Quote Originally Posted by Brother Oni View Post
The problem is that the link which mentions the use of algae ponds for CO2 capture, doesn't mention their depth or the species, only the dry cell weight concentration.

Say we pick an algae earmarked for biofuel potential, Chlorella vulgaris. From this link, the optimal concentration of chlorella vulgaris is 20g dry weight per litre without light intensity shenanigans.

1 L over 1 square metre means you only need a panel 0.1 cm thick to hit that target of 439.9 m2 per person per day.

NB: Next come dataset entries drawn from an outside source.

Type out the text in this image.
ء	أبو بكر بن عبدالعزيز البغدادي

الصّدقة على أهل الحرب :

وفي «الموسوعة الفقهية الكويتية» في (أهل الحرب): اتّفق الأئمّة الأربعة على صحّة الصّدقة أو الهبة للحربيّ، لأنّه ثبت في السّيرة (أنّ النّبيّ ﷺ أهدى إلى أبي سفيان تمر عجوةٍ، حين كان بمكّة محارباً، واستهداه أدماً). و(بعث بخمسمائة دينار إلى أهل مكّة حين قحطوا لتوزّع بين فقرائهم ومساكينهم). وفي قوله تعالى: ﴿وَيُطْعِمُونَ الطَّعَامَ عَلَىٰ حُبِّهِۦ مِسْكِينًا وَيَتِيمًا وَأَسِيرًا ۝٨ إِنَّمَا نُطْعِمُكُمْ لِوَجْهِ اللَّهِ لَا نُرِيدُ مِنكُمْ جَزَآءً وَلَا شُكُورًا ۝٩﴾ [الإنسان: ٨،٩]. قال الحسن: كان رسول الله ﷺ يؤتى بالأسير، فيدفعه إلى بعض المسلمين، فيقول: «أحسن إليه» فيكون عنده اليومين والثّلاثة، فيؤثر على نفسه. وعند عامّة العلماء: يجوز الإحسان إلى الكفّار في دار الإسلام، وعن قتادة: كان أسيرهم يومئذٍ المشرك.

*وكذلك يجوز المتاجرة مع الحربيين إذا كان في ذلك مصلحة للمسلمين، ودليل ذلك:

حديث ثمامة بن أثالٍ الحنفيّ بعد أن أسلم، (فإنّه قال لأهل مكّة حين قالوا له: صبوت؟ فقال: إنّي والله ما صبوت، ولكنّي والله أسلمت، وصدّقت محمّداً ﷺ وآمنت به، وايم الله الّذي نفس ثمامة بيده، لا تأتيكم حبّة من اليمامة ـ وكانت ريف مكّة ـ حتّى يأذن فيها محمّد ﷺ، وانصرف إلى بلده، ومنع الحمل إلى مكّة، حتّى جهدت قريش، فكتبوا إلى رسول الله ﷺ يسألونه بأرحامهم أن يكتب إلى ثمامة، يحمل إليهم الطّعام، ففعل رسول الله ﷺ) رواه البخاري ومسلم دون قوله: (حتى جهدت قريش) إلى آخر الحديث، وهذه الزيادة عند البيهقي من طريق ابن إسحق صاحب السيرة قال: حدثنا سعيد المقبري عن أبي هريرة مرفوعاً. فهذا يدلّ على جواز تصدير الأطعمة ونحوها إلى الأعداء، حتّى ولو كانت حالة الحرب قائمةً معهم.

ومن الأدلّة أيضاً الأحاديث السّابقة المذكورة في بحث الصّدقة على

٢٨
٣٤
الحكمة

From the paper, their largest reaction vessel was no more than 4cm diameter, so presumably your panels can't get more than 2cm thick without the yield efficiency dropping off, making (439.9 m2 x 0.1cm / 2 cm) 22.0 m2 per person per day the smallest you could go. That's still about double the 11m2 bamboo footprint, but with a significantly reduced vertical footprint.

Algae panels aren't as nice to look at though.

Edit: With regard to the algae concentration disparity in the lab and the algae ponds, I suspect that 20g dry weight per litre is probably not feasible outside of small scale lab conditions with tender loving care and you'd probably ideally want a lower concentration so that your algae has space to grow into as it captures the CO2.
I think you'ld want to select your algae for maximum edibility/nutritional value. Which, since this is a SF scenario, would presumably be easy to engineer into whatever algae you want, but still, let's assume half that density.

The algae paper would then give us a yield of 10g dry weight of algae per liter per day.
The NASA paper indicates we want 206 g of food per person per day (dehydrated, since we are using dry weight to figure algae production.)

So 21 liters of production volume per person per day would roughly balance out oxygen production, CO2 absorption, and gives you all your bulk food requirements. That's a single 1m by 1m by 2cm panel, per person per day. Considerably more compact that bamboo, and all the nori you can eat.